Yellowbrick, a SQL data platform provider, has significantly reduced costs by moving workloads from the public cloud to its own private Kubernetes-based infrastructure. It has reported an annual saving of $3.9 million by moving its development and testing environments away from AWS, Azure, and Google Cloud Platform.
According to Neil Carson of Yellowbrick, the company had been spending about $6 million per year across the three major cloud providers when the repatriation project began in 2022. Yellowbrick built its new private cloud using hardware that had previously been used for another purpose within the company. The company traditionally sells appliances to run its database product on, and it realised it could reuse these appliances when its customers upgraded and returned the older servers.
We thought elasticity in the cloud had to be cheaper than building appliances, but we found out the hard way, it wasn’t cheaper. It was much more expensive
– Neil Carson, Yellowbrick
The private cloud solution, named EC3 (Emerald City), uses two types of racks: compute racks and object storage racks. The system employs MinIO for object storage and LINSTOR for persistent block storage, running on a complex networking setup that utilises InfiniBand networking.
The current EC3 deployment consists of over 200 servers returned by their customers, providing over 8,000 vCPUs and about 2 petabytes of object storage. The primary ongoing cost is $50,000 per month in colocation facility fees in Utah. In comparison, Carson estimates that equivalent capacity on AWS would cost them around $375,000 per month.
Image courtesy of Neil Carson, Yellowbrick
The transition wasn’t without its challenges. The initial implementation needed dedicated focus, with the equivalent of two full-time engineers working on it for six months. However, now the cloud is live, ongoing administration needs a couple of developers to spend a few hours weekly on maintenance. The company reports that regular hardware failures occur approximately every couple of weeks, leading to plans for implementing automated problem detection systems.
While Yellowbrick’s situation is unusual due to the availability of returned paid-off hardware at effectively zero capital cost, Carson suggests that companies starting from scratch could still see substantial savings. He estimates that the initial capital expenditure for new equipment would be approximately $1.65 million, including $1.3 million for compute, $80,000 for switching and cables, and $270,000 for SSD storage.

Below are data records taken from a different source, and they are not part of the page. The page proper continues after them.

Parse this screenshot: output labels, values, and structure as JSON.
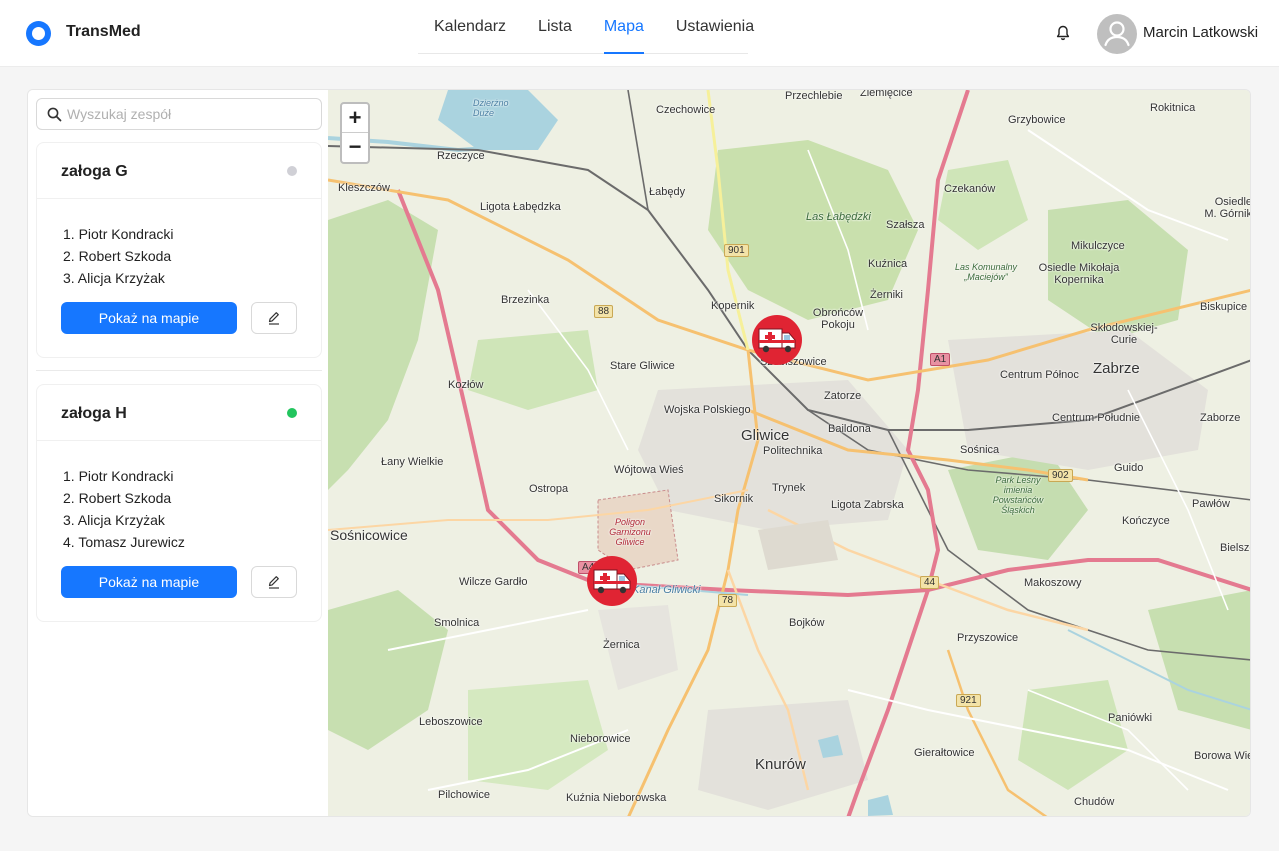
{
  "app": {
    "brand": "TransMed"
  },
  "nav": [
    {
      "label": "Kalendarz",
      "active": false
    },
    {
      "label": "Lista",
      "active": false
    },
    {
      "label": "Mapa",
      "active": true
    },
    {
      "label": "Ustawienia",
      "active": false
    }
  ],
  "user": {
    "name": "Marcin Latkowski",
    "icon": "user-avatar-icon"
  },
  "icons": {
    "notification": "bell-icon",
    "search": "search-icon",
    "edit": "edit-icon",
    "marker": "ambulance-icon"
  },
  "colors": {
    "accent": "#1677ff",
    "status_offline": "#d0d0d6",
    "status_online": "#22c55e",
    "marker": "#e02433"
  },
  "sidebar": {
    "search": {
      "placeholder": "Wyszukaj zespół",
      "value": ""
    },
    "teams": [
      {
        "name": "załoga G",
        "status": "offline",
        "members": [
          "1. Piotr Kondracki",
          "2. Robert Szkoda",
          "3. Alicja Krzyżak"
        ],
        "show_button": "Pokaż na mapie"
      },
      {
        "name": "załoga H",
        "status": "online",
        "members": [
          "1. Piotr Kondracki",
          "2. Robert Szkoda",
          "3. Alicja Krzyżak",
          "4. Tomasz Jurewicz"
        ],
        "show_button": "Pokaż na mapie"
      }
    ]
  },
  "map": {
    "zoom_in": "+",
    "zoom_out": "−",
    "labels": {
      "gliwice": "Gliwice",
      "zabrze": "Zabrze",
      "knurow": "Knurów",
      "czechowice": "Czechowice",
      "przechlebie": "Przechlebie",
      "ziemiecice": "Ziemięcice",
      "rokitnica": "Rokitnica",
      "grzybowice": "Grzybowice",
      "rzeczyce": "Rzeczyce",
      "kleszczow": "Kleszczów",
      "labedy": "Łabędy",
      "ligota_labedzka": "Ligota Łabędzka",
      "las_labedzki": "Las Łabędzki",
      "czekanow": "Czekanów",
      "osiedle_mgornik": "Osiedle M. Górnik",
      "szalsza": "Szałsza",
      "kuznica": "Kuźnica",
      "mikulczyce": "Mikulczyce",
      "zerniki": "Żerniki",
      "osiedle_kopernika": "Osiedle Mikołaja Kopernika",
      "las_komunalny": "Las Komunalny „Maciejów”",
      "brzezinka": "Brzezinka",
      "kopernik": "Kopernik",
      "obroncow": "Obrońców Pokoju",
      "biskupice": "Biskupice",
      "skladowskiej": "Skłodowskiej-Curie",
      "stare_gliwice": "Stare Gliwice",
      "szobiszowice": "Szobiszowice",
      "centrum_polnoc": "Centrum Północ",
      "kozlow": "Kozłów",
      "wojska_polskiego": "Wojska Polskiego",
      "zatorze": "Zatorze",
      "baildona": "Baildona",
      "centrum_poludnie": "Centrum Południe",
      "zaborze": "Zaborze",
      "politechnika": "Politechnika",
      "sosnica": "Sośnica",
      "laly_wielkie": "Łany Wielkie",
      "wojtowa_wies": "Wójtowa Wieś",
      "ostropa": "Ostropa",
      "trynek": "Trynek",
      "sikornik": "Sikornik",
      "guido": "Guido",
      "ligota_zabrska": "Ligota Zabrska",
      "park_lesny": "Park Leśny imienia Powstańców Śląskich",
      "pawlow": "Pawłów",
      "sosnicowice": "Sośnicowice",
      "poligon": "Poligon Garnizonu Gliwice",
      "konczyce": "Kończyce",
      "bielszowice": "Bielszow",
      "wilcze_gardlo": "Wilcze Gardło",
      "makoszowy": "Makoszowy",
      "smolnica": "Smolnica",
      "bojkow": "Bojków",
      "przyszowice": "Przyszowice",
      "zernica": "Żernica",
      "leboszowice": "Leboszowice",
      "paniowki": "Paniówki",
      "nieborowice": "Nieborowice",
      "gieraltowice": "Gierałtowice",
      "borowa_wies": "Borowa Wieś",
      "pilchowice": "Pilchowice",
      "kuznia_nieborowska": "Kuźnia Nieborowska",
      "chudow": "Chudów",
      "r901": "901",
      "r88": "88",
      "a1": "A1",
      "r902": "902",
      "r44": "44",
      "r78": "78",
      "r921": "921",
      "a4": "A4",
      "kanal": "Kanał Gliwicki",
      "dzierzno": "Dzierżno Duże"
    }
  }
}
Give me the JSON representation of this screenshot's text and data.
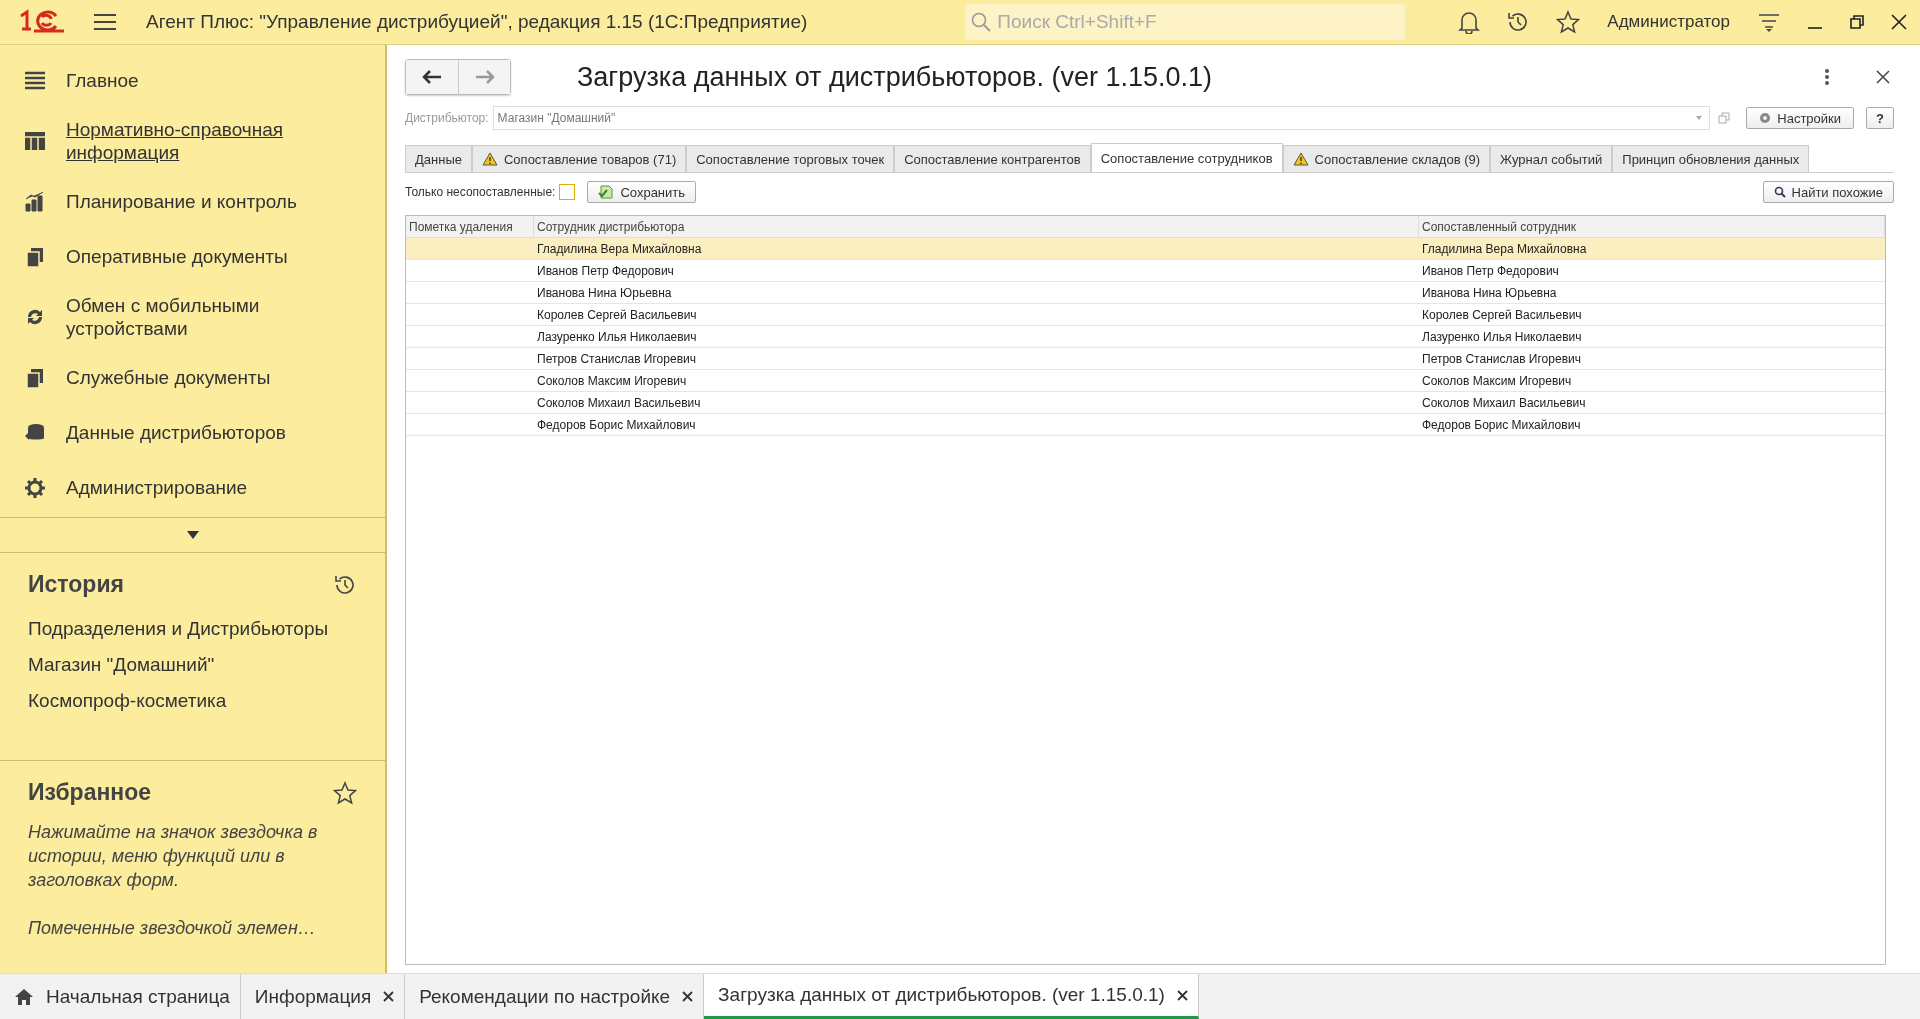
{
  "app_title": "Агент Плюс: \"Управление дистрибуцией\", редакция 1.15  (1С:Предприятие)",
  "search": {
    "placeholder": "Поиск Ctrl+Shift+F"
  },
  "user": "Администратор",
  "nav": [
    {
      "label": "Главное",
      "kind": "menu",
      "underlined": false
    },
    {
      "label": "Нормативно-справочная информация",
      "kind": "grid",
      "underlined": true
    },
    {
      "label": "Планирование и контроль",
      "kind": "chart",
      "underlined": false
    },
    {
      "label": "Оперативные документы",
      "kind": "docs",
      "underlined": false
    },
    {
      "label": "Обмен с мобильными устройствами",
      "kind": "sync",
      "underlined": false
    },
    {
      "label": "Служебные документы",
      "kind": "docs",
      "underlined": false
    },
    {
      "label": "Данные дистрибьюторов",
      "kind": "data",
      "underlined": false
    },
    {
      "label": "Администрирование",
      "kind": "gear",
      "underlined": false
    }
  ],
  "history": {
    "title": "История",
    "items": [
      "Подразделения и Дистрибьюторы",
      "Магазин \"Домашний\"",
      "Космопроф-косметика"
    ]
  },
  "favorites": {
    "title": "Избранное",
    "hint": "Нажимайте на значок звездочка в истории, меню функций или в заголовках форм.",
    "note": "Помеченные звездочкой элемен…"
  },
  "form": {
    "title": "Загрузка данных от дистрибьюторов. (ver 1.15.0.1)",
    "distributor_label": "Дистрибьютор:",
    "distributor_value": "Магазин \"Домашний\"",
    "settings_button": "Настройки",
    "help_button": "?",
    "tabs": [
      {
        "label": "Данные",
        "warning": false,
        "selected": false
      },
      {
        "label": "Сопоставление товаров (71)",
        "warning": true,
        "selected": false
      },
      {
        "label": "Сопоставление торговых точек",
        "warning": false,
        "selected": false
      },
      {
        "label": "Сопоставление контрагентов",
        "warning": false,
        "selected": false
      },
      {
        "label": "Сопоставление сотрудников",
        "warning": false,
        "selected": true
      },
      {
        "label": "Сопоставление складов (9)",
        "warning": true,
        "selected": false
      },
      {
        "label": "Журнал событий",
        "warning": false,
        "selected": false
      },
      {
        "label": "Принцип обновления данных",
        "warning": false,
        "selected": false
      }
    ],
    "only_unmatched_label": "Только несопоставленные:",
    "only_unmatched": false,
    "save_button": "Сохранить",
    "find_button": "Найти похожие",
    "table": {
      "columns": [
        "Пометка удаления",
        "Сотрудник дистрибьютора",
        "Сопоставленный сотрудник"
      ],
      "rows": [
        {
          "employee": "Гладилина Вера Михайловна",
          "matched": "Гладилина Вера Михайловна",
          "selected": true
        },
        {
          "employee": "Иванов Петр Федорович",
          "matched": "Иванов Петр Федорович",
          "selected": false
        },
        {
          "employee": "Иванова Нина Юрьевна",
          "matched": "Иванова Нина Юрьевна",
          "selected": false
        },
        {
          "employee": "Королев Сергей Васильевич",
          "matched": "Королев Сергей Васильевич",
          "selected": false
        },
        {
          "employee": "Лазуренко Илья Николаевич",
          "matched": "Лазуренко Илья Николаевич",
          "selected": false
        },
        {
          "employee": "Петров Станислав Игоревич",
          "matched": "Петров Станислав Игоревич",
          "selected": false
        },
        {
          "employee": "Соколов Максим Игоревич",
          "matched": "Соколов Максим Игоревич",
          "selected": false
        },
        {
          "employee": "Соколов Михаил Васильевич",
          "matched": "Соколов Михаил Васильевич",
          "selected": false
        },
        {
          "employee": "Федоров Борис Михайлович",
          "matched": "Федоров Борис Михайлович",
          "selected": false
        }
      ]
    }
  },
  "open_tabs": [
    {
      "label": "Начальная страница",
      "home": true,
      "closable": false,
      "selected": false
    },
    {
      "label": "Информация",
      "home": false,
      "closable": true,
      "selected": false
    },
    {
      "label": "Рекомендации по настройке",
      "home": false,
      "closable": true,
      "selected": false
    },
    {
      "label": "Загрузка данных от дистрибьюторов. (ver 1.15.0.1)",
      "home": false,
      "closable": true,
      "selected": true
    }
  ]
}
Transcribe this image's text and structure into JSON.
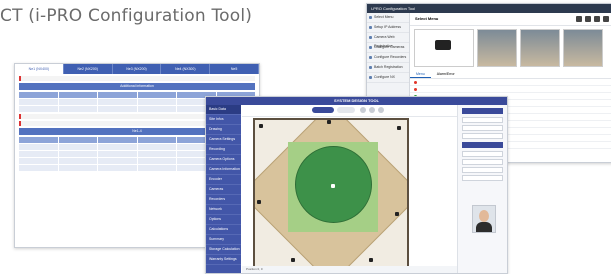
{
  "heading": {
    "text": "CT (i-PRO Configuration Tool)"
  },
  "window_right": {
    "title": "i-PRO Configuration Tool",
    "header": "Select Menu",
    "sidebar_items": [
      "Select Menu",
      "Setup IP Address",
      "Camera Web Registration",
      "Configure Cameras",
      "Configure Recorders",
      "Batch Registration",
      "Configure NX"
    ],
    "thumb_label": "Recorder / Encoder",
    "tabs": [
      "Menu",
      "Alarm/Error"
    ]
  },
  "window_left": {
    "tabs": [
      "Ne1 (NX400)",
      "Ne2 (NX200)",
      "Ne3 (NX200)",
      "Ne4 (NX300)",
      "Ne5"
    ],
    "section_title": "Additional information",
    "section_title_2": "Ne1-4"
  },
  "window_center": {
    "title": "SYSTEM DESIGN TOOL",
    "nav_items": [
      "Basic Data",
      "Site Infos",
      "Drawing",
      "Camera Settings",
      "Recording",
      "Camera Options",
      "Camera Information",
      "Encoder",
      "Cameras",
      "Recorders",
      "Network",
      "Options",
      "Calculations",
      "Summary",
      "Storage Calculation",
      "Warranty Settings"
    ],
    "nav_selected_index": 0,
    "status": "Position 0, 0"
  }
}
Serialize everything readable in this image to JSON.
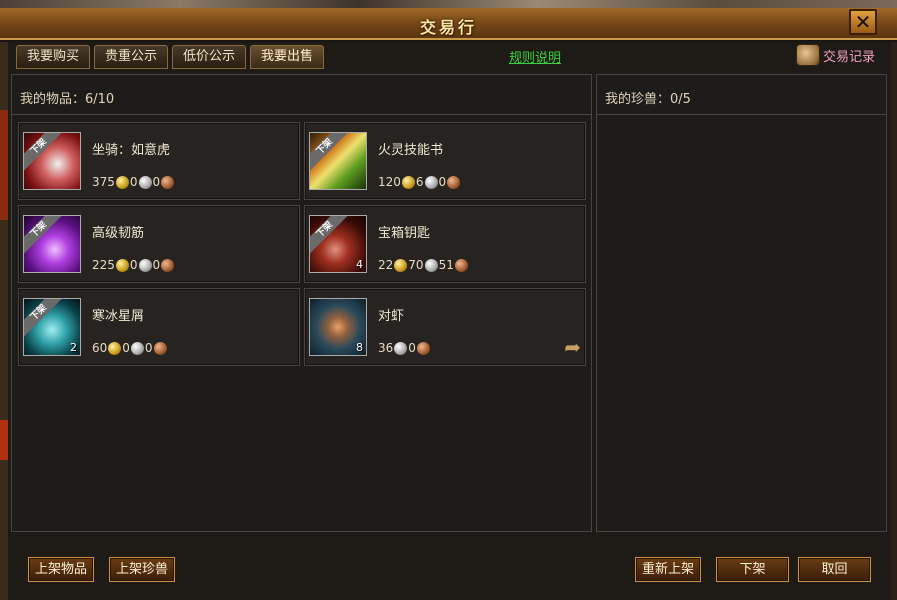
{
  "window": {
    "title": "交易行"
  },
  "tabs": [
    {
      "label": "我要购买"
    },
    {
      "label": "贵重公示"
    },
    {
      "label": "低价公示"
    },
    {
      "label": "我要出售"
    }
  ],
  "rules_link": "规则说明",
  "trade_record": "交易记录",
  "my_items": {
    "label": "我的物品：6/10"
  },
  "my_pets": {
    "label": "我的珍兽：0/5"
  },
  "items": [
    {
      "name": "坐骑：如意虎",
      "gold": "375",
      "silver": "0",
      "copper": "0",
      "qty": "",
      "ribbon": "下架",
      "icon": "tiger-mount-icon"
    },
    {
      "name": "火灵技能书",
      "gold": "120",
      "silver": "6",
      "copper": "0",
      "qty": "",
      "ribbon": "下架",
      "icon": "fire-skill-book-icon"
    },
    {
      "name": "高级韧筋",
      "gold": "225",
      "silver": "0",
      "copper": "0",
      "qty": "",
      "ribbon": "下架",
      "icon": "tendon-icon"
    },
    {
      "name": "宝箱钥匙",
      "gold": "22",
      "silver": "70",
      "copper": "51",
      "qty": "4",
      "ribbon": "下架",
      "icon": "chest-key-icon"
    },
    {
      "name": "寒冰星屑",
      "gold": "60",
      "silver": "0",
      "copper": "0",
      "qty": "2",
      "ribbon": "下架",
      "icon": "ice-stardust-icon"
    },
    {
      "name": "对虾",
      "gold": "",
      "silver": "36",
      "copper": "0",
      "qty": "8",
      "ribbon": "",
      "icon": "shrimp-icon"
    }
  ],
  "buttons": {
    "list_item": "上架物品",
    "list_pet": "上架珍兽",
    "relist": "重新上架",
    "delist": "下架",
    "cancel": "取回"
  },
  "colors": {
    "rules_link": "#3ad23a",
    "trade_record": "#f0a0c0",
    "title": "#ffe7a0"
  }
}
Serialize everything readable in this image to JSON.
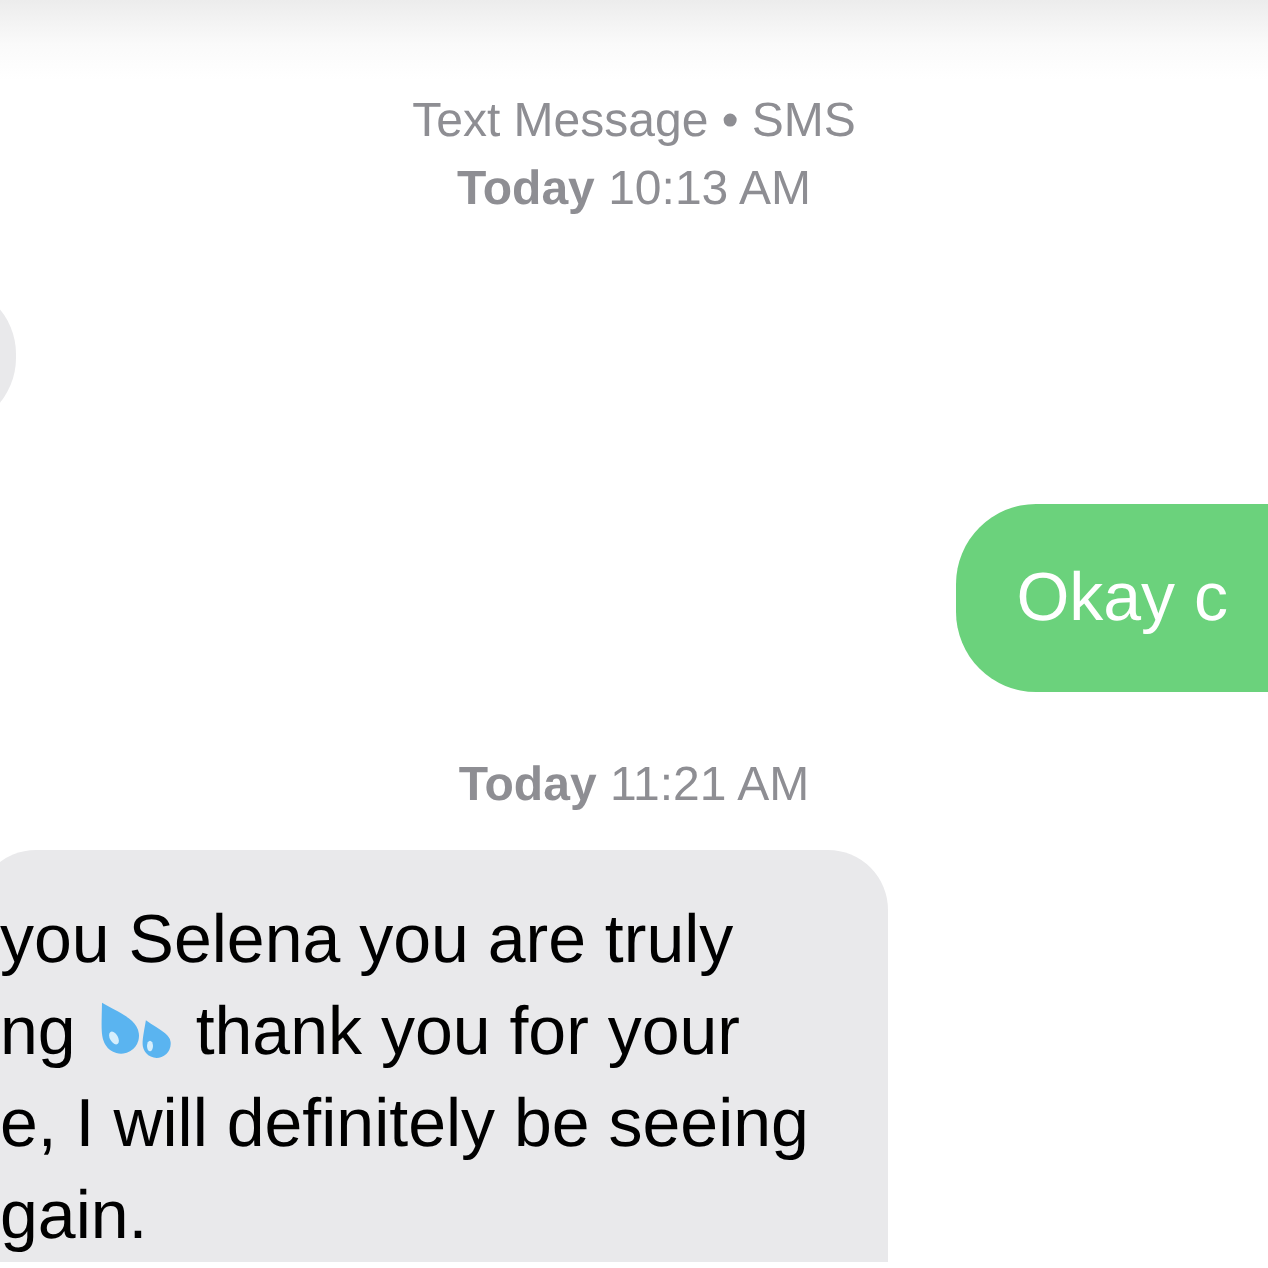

The success of EC3 has influenced Yellowbrick’s product development. Their third-generation appliances, codenamed Griffin, will be powered by RedHat OpenShift and incorporate lessons learned from building the private cloud infrastructure. The company’s experience suggests that Kubernetes has become a game-changer in the infrastructure space. As Carson explains, “All the elasticity, scale up/down, and flexibility that used to require the public cloud can now be done on equipment we own, too.”
Carson acknowledges that advocating for on-premises solutions remains controversial in the tech industry. “When I’ve heard others trying to share these viewpoints, they have been accused of lying, not calling out hidden costs, being backward, etc.,” he writes. However, he maintains that for compute-intensive workloads, the financial benefits of repatriating are clear.
The repatriation initiative came to the world’s attention with a well-publicised move of David Heinemeier Hansson’s HEY and Basecamp infrastructure out of the cloud in 2022, demonstrating that consistent and non-spiky CPU-intensive workloads can often be run at a significant discount on customer’s own equipment.
A recent blog post from Puppet details why some organisations choose to move some workloads away from the public cloud. Cost is still a primary driver, with organisations seeing increased costs across computing, storage, and data transfer. Security and compliance are also big factors, with some choosing to repatriate workloads to avoid having to answer complex questions about data storage locations, access controls, and regulatory compliance across multiple cloud environments.
Image courtesy of Puppet
Puppet also explains how performance limitations have prompted some companies to look away from public clouds, especially for workloads needing low latency. Also, some organisations are concerned about the risk of vendor lock-in and don’t want to depend on specific providers for their software, platform, or infrastructure needs.
The Puppet article also raises technical challenges unique to the public cloud – such as accidental misconfigurations potentially having drastic consequences (citing a 2022 incident where a single AWS S3 bucket misconfiguration exposed millions of sensitive files).
Despite the significant advantage of having a pool of returned servers to repurpose, the success of Yellowbrick’s private cloud implementation adds to a growing body of evidence that some companies, particularly those with predictable compute-intensive workloads, may benefit from evaluating alternatives to public cloud services.